Nash’s gaze darted to the left as the fifth member of the ambush team raced across the road heading for the ambulance. The confused guard struggled to unholster his weapon, while Masuyo cowered behind him.
Nash rolled to his right, grabbed his pistol where it had fallen, came up in a crouch, took aim, and fired two shots. Both of them hit the man, one in the neck and one in the back, and he went down. Nash ran across to check on him. When Nash turned him over, the man let out one final gasp and grew still.
Nash sat there on his haunches for a few seconds, surveying all the death and destruction he had caused.
I’ve come a long way from crying over killing a cricket with my BB gun. It’s not progress. Actually, it’s the reverse.
But Nash had made a strategic miscalculation. The sixth and final member of the ambush team now emerged unscathed from the high grass. He took aim at Nash just about the time the Jeep bore down on them. A shot was fired and the sixth man took the round in the head.

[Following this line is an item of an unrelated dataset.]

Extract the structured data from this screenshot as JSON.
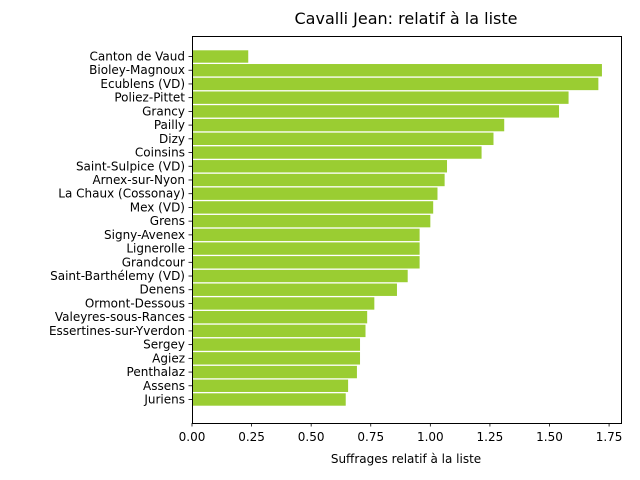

Nash whipped around at the sound. Sitting in the Jeep’s driver’s seat, Thura lowered his gun and called out, “Straight and true; you’re welcome, man.”
Nash quickly searched several of the dead men and found an envelope stuffed with Burmese currency in one of their pockets. Then he sprinted across the road to where the guard was standing, still paralyzed. Masuyo was staring at Nash curiously but was now showing no sign of fear. Nash next looked in the rear of the ambulance and saw the elderly woman in Masuyo’s prison uniform and wearing her shackles. He looked between the two women and could find no discernible difference. He could imagine that the substitute had been chosen for her natural similarity to the other woman and then perhaps she had undergone plastic surgery to make their appearances indistinguishable. Otherwise, the plan wouldn’t have worked.
Thura pulled the Jeep to a stop next to them.
“When do I drive like a bat out of hell?” he said to Nash.
“Soon.”
Temple poked his head out of the window. “That was some serious shit back there, Dillon. Good job.”
“Come and get her,” Nash said to Temple, as he indicated Masuyo.
Temple jumped out, helped the woman into the Jeep, and climbed into the rear seat next to her.